Thursday 18 July 2019 10:32 pm

Boeing takes $4.9bn hit on 737 Max groundings to compensate airlines

Boeing will set aside $4.9bn (£3.9bn) to compensate airlines for the disruption caused by the worldwide grounding of its 737 Max jet.

The world’s biggest plane maker said this evening the after tax charge would slash its pre-tax profits by $5.6bn in the second quarter, when results are announced next week.

Read more: Ryanair warns of service cuts, blaming Boeing 737 Max ban

It said it assumes regulators will allow the Max to return to service in the final three months of 2019.


“This assumption reflects the company’s best estimate at this time, but actual timing of return to service could differ from this estimate,” it said.

The model was grounded in March after the second of two deadly crashes which killed 346 people overall.

“We remain focused on safely returning the 737 MAX to service,” said Boeing CEO Dennis Muilenburg. 

“This is a defining moment for Boeing. Nothing is more important to us than the safety of the flight crews and passengers who fly on our airplanes. 

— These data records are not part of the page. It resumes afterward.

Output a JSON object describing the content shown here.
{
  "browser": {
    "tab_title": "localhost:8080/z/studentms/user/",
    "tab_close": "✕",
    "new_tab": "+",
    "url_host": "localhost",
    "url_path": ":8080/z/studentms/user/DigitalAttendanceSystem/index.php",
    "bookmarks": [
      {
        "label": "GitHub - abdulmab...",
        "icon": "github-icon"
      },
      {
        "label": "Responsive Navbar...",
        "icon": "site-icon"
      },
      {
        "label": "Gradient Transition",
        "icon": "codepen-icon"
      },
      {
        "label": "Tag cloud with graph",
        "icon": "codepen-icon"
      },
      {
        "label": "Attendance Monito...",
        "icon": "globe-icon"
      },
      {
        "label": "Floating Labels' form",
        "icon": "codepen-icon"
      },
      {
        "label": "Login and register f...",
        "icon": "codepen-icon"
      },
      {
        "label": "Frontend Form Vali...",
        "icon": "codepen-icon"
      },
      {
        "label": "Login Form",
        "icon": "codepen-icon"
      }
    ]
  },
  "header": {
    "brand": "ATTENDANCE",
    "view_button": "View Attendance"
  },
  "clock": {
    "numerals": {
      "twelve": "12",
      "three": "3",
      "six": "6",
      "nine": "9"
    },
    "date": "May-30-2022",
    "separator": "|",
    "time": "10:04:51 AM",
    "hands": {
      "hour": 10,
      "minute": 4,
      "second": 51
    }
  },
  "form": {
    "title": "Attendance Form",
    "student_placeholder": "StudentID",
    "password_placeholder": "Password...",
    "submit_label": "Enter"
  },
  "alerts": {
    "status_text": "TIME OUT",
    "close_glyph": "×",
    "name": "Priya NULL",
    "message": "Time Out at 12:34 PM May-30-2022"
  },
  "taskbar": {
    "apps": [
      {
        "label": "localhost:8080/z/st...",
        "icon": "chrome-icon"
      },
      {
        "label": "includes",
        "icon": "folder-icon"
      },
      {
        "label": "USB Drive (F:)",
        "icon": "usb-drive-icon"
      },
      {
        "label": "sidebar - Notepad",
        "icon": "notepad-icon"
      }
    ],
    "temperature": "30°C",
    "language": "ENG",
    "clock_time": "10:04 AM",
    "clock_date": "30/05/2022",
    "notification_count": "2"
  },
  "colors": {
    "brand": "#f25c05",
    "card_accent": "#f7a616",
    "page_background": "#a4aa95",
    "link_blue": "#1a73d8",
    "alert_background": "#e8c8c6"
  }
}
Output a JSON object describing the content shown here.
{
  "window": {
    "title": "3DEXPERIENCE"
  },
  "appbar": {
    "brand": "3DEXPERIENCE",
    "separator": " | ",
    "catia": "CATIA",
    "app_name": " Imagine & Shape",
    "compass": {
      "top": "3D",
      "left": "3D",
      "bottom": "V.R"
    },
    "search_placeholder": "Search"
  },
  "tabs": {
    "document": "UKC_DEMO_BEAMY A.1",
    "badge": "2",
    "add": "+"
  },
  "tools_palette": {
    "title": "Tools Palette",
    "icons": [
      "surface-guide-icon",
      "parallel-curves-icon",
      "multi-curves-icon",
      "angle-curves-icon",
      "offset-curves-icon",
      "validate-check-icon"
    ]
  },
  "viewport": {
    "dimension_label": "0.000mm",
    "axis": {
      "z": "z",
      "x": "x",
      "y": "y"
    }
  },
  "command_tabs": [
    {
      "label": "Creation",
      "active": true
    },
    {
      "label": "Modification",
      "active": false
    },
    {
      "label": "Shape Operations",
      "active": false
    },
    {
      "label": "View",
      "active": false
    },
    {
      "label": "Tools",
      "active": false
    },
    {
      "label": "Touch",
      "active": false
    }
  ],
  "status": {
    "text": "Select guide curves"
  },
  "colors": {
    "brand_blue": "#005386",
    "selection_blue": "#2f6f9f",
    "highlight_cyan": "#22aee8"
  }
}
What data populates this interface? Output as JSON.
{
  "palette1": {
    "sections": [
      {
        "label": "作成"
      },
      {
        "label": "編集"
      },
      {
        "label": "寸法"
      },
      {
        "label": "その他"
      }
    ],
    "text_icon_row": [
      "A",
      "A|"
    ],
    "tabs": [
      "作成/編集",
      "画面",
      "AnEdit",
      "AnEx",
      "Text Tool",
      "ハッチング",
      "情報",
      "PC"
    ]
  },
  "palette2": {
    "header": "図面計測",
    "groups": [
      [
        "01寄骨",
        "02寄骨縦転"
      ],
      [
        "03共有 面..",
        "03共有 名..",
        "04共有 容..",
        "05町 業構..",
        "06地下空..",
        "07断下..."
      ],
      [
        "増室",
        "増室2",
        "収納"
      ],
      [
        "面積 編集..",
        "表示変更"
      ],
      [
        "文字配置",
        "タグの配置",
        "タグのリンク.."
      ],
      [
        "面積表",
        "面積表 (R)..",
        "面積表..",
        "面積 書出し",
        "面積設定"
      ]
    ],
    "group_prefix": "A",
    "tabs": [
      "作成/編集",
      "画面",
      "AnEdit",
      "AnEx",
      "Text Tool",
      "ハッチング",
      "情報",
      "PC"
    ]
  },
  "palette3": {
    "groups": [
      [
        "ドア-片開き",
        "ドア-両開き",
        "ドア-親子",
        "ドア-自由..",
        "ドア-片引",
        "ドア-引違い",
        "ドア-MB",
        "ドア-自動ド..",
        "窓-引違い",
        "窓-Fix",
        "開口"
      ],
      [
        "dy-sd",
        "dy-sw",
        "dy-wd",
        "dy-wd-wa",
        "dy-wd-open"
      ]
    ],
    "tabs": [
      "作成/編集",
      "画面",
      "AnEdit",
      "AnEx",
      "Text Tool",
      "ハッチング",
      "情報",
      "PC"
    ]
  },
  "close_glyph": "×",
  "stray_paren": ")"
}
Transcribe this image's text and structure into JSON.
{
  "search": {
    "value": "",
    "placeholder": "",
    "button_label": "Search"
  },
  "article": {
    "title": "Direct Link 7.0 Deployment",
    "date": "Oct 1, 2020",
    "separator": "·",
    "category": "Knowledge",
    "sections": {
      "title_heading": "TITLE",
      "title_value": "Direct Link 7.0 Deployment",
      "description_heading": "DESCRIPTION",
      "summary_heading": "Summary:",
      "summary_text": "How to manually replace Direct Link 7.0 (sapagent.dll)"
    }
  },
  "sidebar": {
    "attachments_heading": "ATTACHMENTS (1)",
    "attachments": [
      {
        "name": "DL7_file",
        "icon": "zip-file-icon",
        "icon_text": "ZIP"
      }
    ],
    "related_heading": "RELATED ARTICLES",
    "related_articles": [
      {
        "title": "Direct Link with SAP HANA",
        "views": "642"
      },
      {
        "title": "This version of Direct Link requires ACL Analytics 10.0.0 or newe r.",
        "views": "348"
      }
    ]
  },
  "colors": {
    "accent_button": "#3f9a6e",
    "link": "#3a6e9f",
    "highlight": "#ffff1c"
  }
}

“The Max grounding presents significant headwinds and the financial impact recognized this quarter reflects the current challenges and helps to address future financial risks.”

Several airlines have said they have been forced to cut down capacity in the coming months because of the grounding. These include Ryanair, American Airlines and United Airlines.

Boeing said it expects more charges to come in over the coming years, but these would come in the form of discounts on aircraft orders.


It added it had raised estimated costs to produce the plane by $1.7bn over the second period. This was mainly because the reduced production rate over previous months had pushed up prices.

The company has cut production to 42 per month from 52 per month. It still hopes to increase production to 57 per month in 2020.

Read more: British Airways owner signs up for 200 Boeing jets including the 737-Max model

Boeing chief financial officer Greg Smith added: “We are taking appropriate steps to manage our liquidity and increase our balance sheet flexibility the best way possible as we are working through these challenges. 

“Our multiyear efforts on disciplined cash management and maintaining a strong balance sheet, in addition to our strong and broad portfolio offerings, are helping us navigate the current environment.”